05 August 2020

The 20th Century as the Century of Labor: the invention of retirement, knowledge work and the worker as capitalist

In the early 1900s, labor followed capital. Specifically, workers came off of the farm to work in factories. By the late 1900s, capital followed labor.

Workers used to need the industrial capital that increased their productivity; investors now need intellectual capital that increases their returns. Four companies are now worth more than a trillion dollars, making thousands - possibly hundreds of thousands - of investors rich. Those four - Apple, Microsoft, Amazon and Alphabet (Google) - have leveraged the efforts of knowledge workers via the design of software, processes, and processes.

In the same way that workers once brought their labor to factories that made things in places like Manchester or Detroit to enhance the return to their efforts, investors now bring their capital to these companies that manipulate the symbols of things to enhance the returns to their capital.

The Labour Party was founded in 1900 in the UK. At about that same time, the Democratic Party was struggling to reinvent itself from the farmers' party to a labor party. These changes in political realities followed from changes in economic realities.

The 20th century was the century of labor, which got its workweek reduced from 60 to 40 hours, gained safer working conditions, got children out of factories and into schools, and invented retirement, something made possible by extending life expectancy from 47 to 77 and making labor the new bourgeois, investors in their own and other companies' stocks as they built up retirement portfolios.
And this reality of making more and needing to prepare for a retirement also made financial capital more eager to invest in the companies that hired knowledge workers.
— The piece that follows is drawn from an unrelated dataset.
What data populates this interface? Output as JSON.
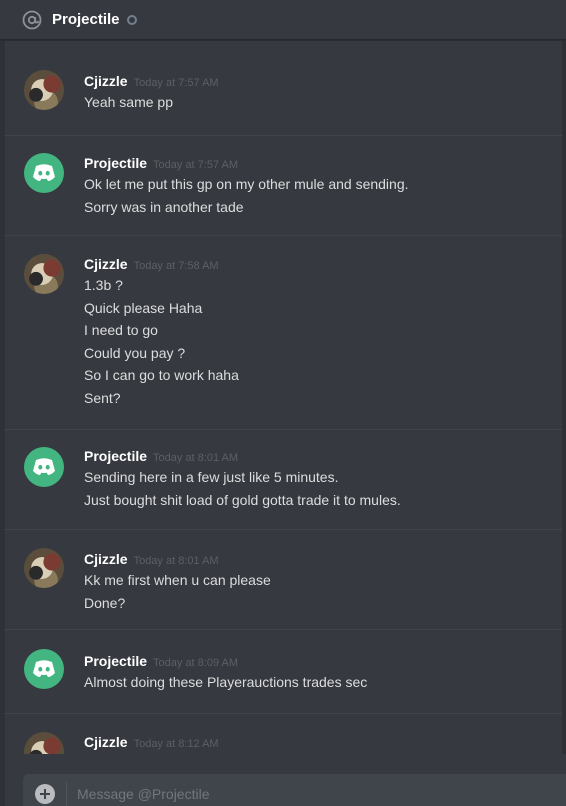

Employees at companies like IBM and Eastman Kodak in the 1960s began to buy stocks in their own companies as their salaries grew. They saw surprising returns from this and informed family and friends. Investing became more popular. In 4Q of 1969, mutual funds were worth $48 billion. By 4Q 2019, mutual funds were worth $17.7 trillion.

One of the reasons that financial capital is no longer scarce is because there are so many capitalists now. An increasing percentage of employees are also investors. This new abundance of capital has driven down its price; the returns to capital measured by the interest rates on bonds has moved close to zero. It's no wonder that everyone - even labor itself - is now placing bets on the returns to labor and entrepreneurship in the form of stock in the companies that employ the most iconic of today's knowledge workers.